How to Match Paint Colors to Print Colors

Get a Gallon of Paint in the Same Color as a Printout or an Image on a Web Page

Blob of yellow, green, red and orange paint
Dorling Kindersley / Getty Images

If you have ever frustratingly searched for a very specific color to paint a room in your home, and kept looking until you found the EXACT color you wanted, this tip might be for you.

I had an experience a couple of years ago where the specs for a woodworking project called for an exact match of a particular color, which we only had available on a web page. I thought about printing out a swatch of the hue I wanted on a color printer, then taking it to the paint shop so they could do a color match, but there were far too many uncontrollable variables (the calibration of the printer, the calibration of the color matching system at the paint shop, etc.) for the result to be exact.

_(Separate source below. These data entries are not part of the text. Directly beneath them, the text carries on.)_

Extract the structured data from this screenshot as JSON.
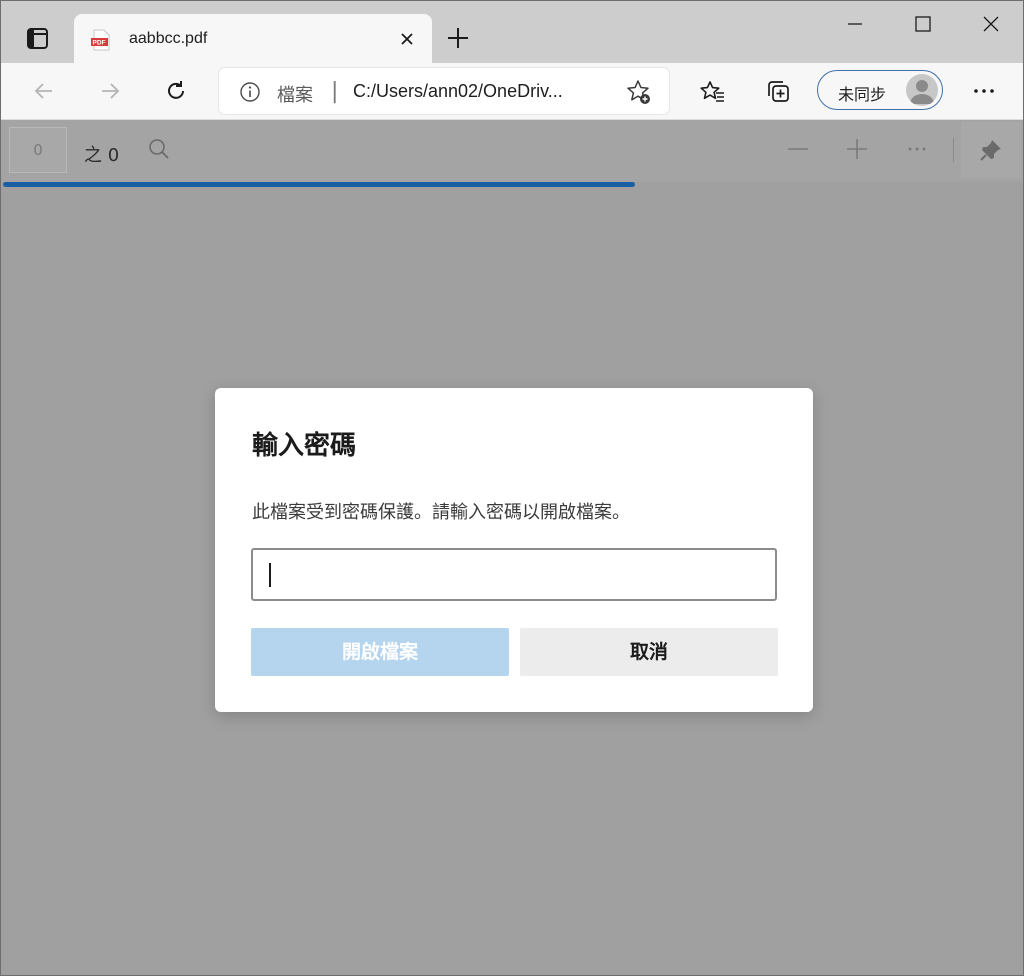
{
  "tab": {
    "title": "aabbcc.pdf",
    "icon": "pdf-icon"
  },
  "address_bar": {
    "label": "檔案",
    "separator": "|",
    "url": "C:/Users/ann02/OneDriv..."
  },
  "profile": {
    "sync_label": "未同步"
  },
  "pdf_toolbar": {
    "page_value": "0",
    "page_count": "之 0"
  },
  "load_progress": 0.62,
  "dialog": {
    "title": "輸入密碼",
    "message": "此檔案受到密碼保護。請輸入密碼以開啟檔案。",
    "password_value": "",
    "open_label": "開啟檔案",
    "cancel_label": "取消"
  },
  "colors": {
    "accent": "#1a5fa3",
    "primary_disabled": "#b5d4ee",
    "overlay": "#a0a0a0"
  }
}
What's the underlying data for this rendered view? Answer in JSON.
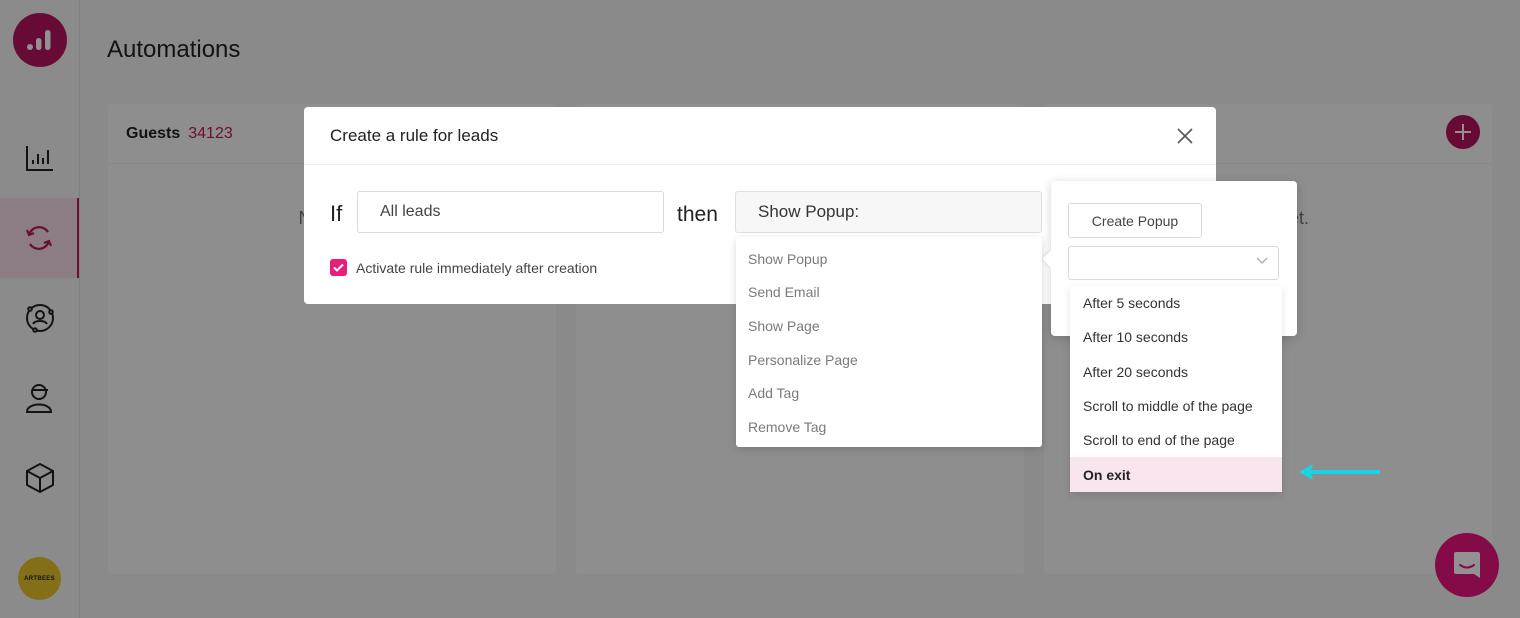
{
  "page": {
    "title": "Automations"
  },
  "colors": {
    "brand": "#b5125e",
    "accent": "#e91e78",
    "highlight": "#f8e5ee",
    "annotation_arrow": "#19d3e6"
  },
  "sidebar": {
    "items": [
      {
        "name": "analytics",
        "icon": "bar-chart-icon",
        "active": false
      },
      {
        "name": "automations",
        "icon": "sync-icon",
        "active": true
      },
      {
        "name": "audience",
        "icon": "user-orbit-icon",
        "active": false
      },
      {
        "name": "leads",
        "icon": "user-cap-icon",
        "active": false
      },
      {
        "name": "products",
        "icon": "cube-icon",
        "active": false
      }
    ],
    "avatar_label": "ARTBEES"
  },
  "columns": [
    {
      "name": "Guests",
      "count": "34123",
      "empty": "No rules"
    },
    {
      "name": "",
      "count": "",
      "empty": ""
    },
    {
      "name": "",
      "count": "",
      "empty": "t yet."
    }
  ],
  "modal": {
    "title": "Create a rule for leads",
    "if_label": "If",
    "condition_value": "All leads",
    "then_label": "then",
    "action_value": "Show Popup:",
    "activate_label": "Activate rule immediately after creation",
    "activate_checked": true
  },
  "action_options": [
    "Show Popup",
    "Send Email",
    "Show Page",
    "Personalize Page",
    "Add Tag",
    "Remove Tag"
  ],
  "popup_panel": {
    "create_button": "Create Popup",
    "trigger_value": ""
  },
  "trigger_options": [
    "After 5 seconds",
    "After 10 seconds",
    "After 20 seconds",
    "Scroll to middle of the page",
    "Scroll to end of the page",
    "On exit"
  ],
  "trigger_selected": "On exit"
}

Another idea was to determine the exact values that determined the color and take those to the paint shop. Typically these values are displayed in one of four color schemes:

  • RGB (which has values between 0-255 for red, green and blue)
  • HEX (the same red, green and blue values, except in hexadecimal numbers)
  • CMYK (values between 0-255 for cyan, magenta, yellow and black)
  • HSB (which stands for Hue, Saturation and Brightness)

There are many ways one can get these values for a particular color on a computer screen. One of my favorites is to use a free utility for the Firefox browser called ColorZilla. This handy utility resides in the lower left-hand corner of your browser. Once activated, all you do is hover the mouse over any color, and it will provide the RGB values for the color found at the tip of the mouse pointer.

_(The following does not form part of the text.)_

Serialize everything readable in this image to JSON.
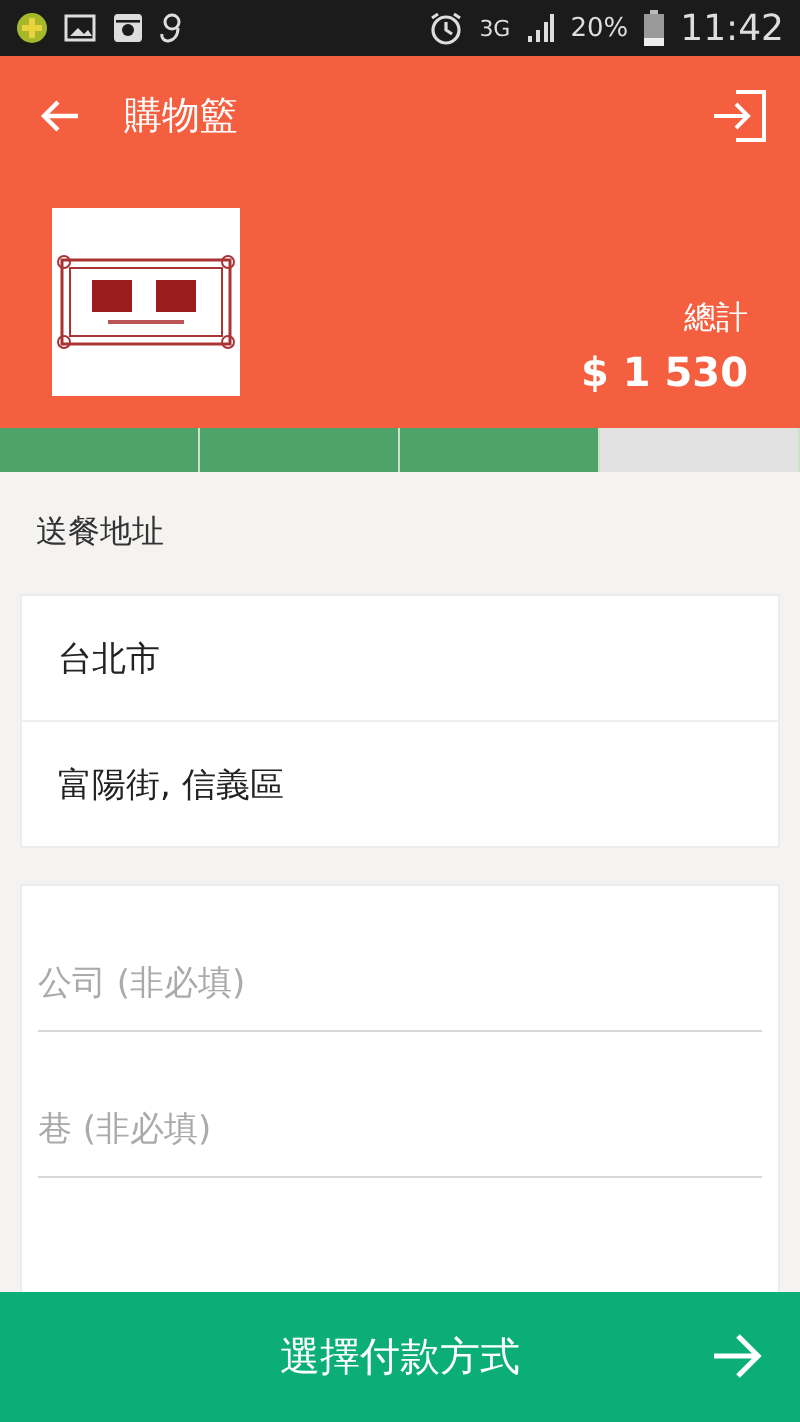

I soon discovered that, while these are values known to everyone who does web development or works in the printing industry, they're basically Greek to the paint color industry.

In a time where computer generated code seems to operate practically every aspect of human life, one would expect that the machines that generate the amount of colorant to be put into a base to generate a specific paint color would probably use computer generated code to determine the requisite insertions into the base.

If that is the case, one would expect that there would be a way to get these two systems to communicate in a common language. For a number of reasons, the two simply don't correlate as easily as one might expect.

Fortunately, a solution is available. There are a couple of websites that can convert RGB, CMYK, HEX and other print-style color formats into paint color values (or in some cases, pre-determined paint colors for certain manufacturers). One of these utilities is the EasyRGB Color Calculator. Merely choose the format you wish to use, enter the format specific values, plus the expected light source for the area where the paint will be applied, and you'll see a color swatch with links to color harmonies and commercial tints for a variety of paint manufacturers.

Another option (one which I didn't find quite as useful but I wanted to mention it nonetheless) is this RGB to Pantone color converter. This page will convert RGB values to Pantone values, but the values may need to be adjusted depending on the surface and type of paint.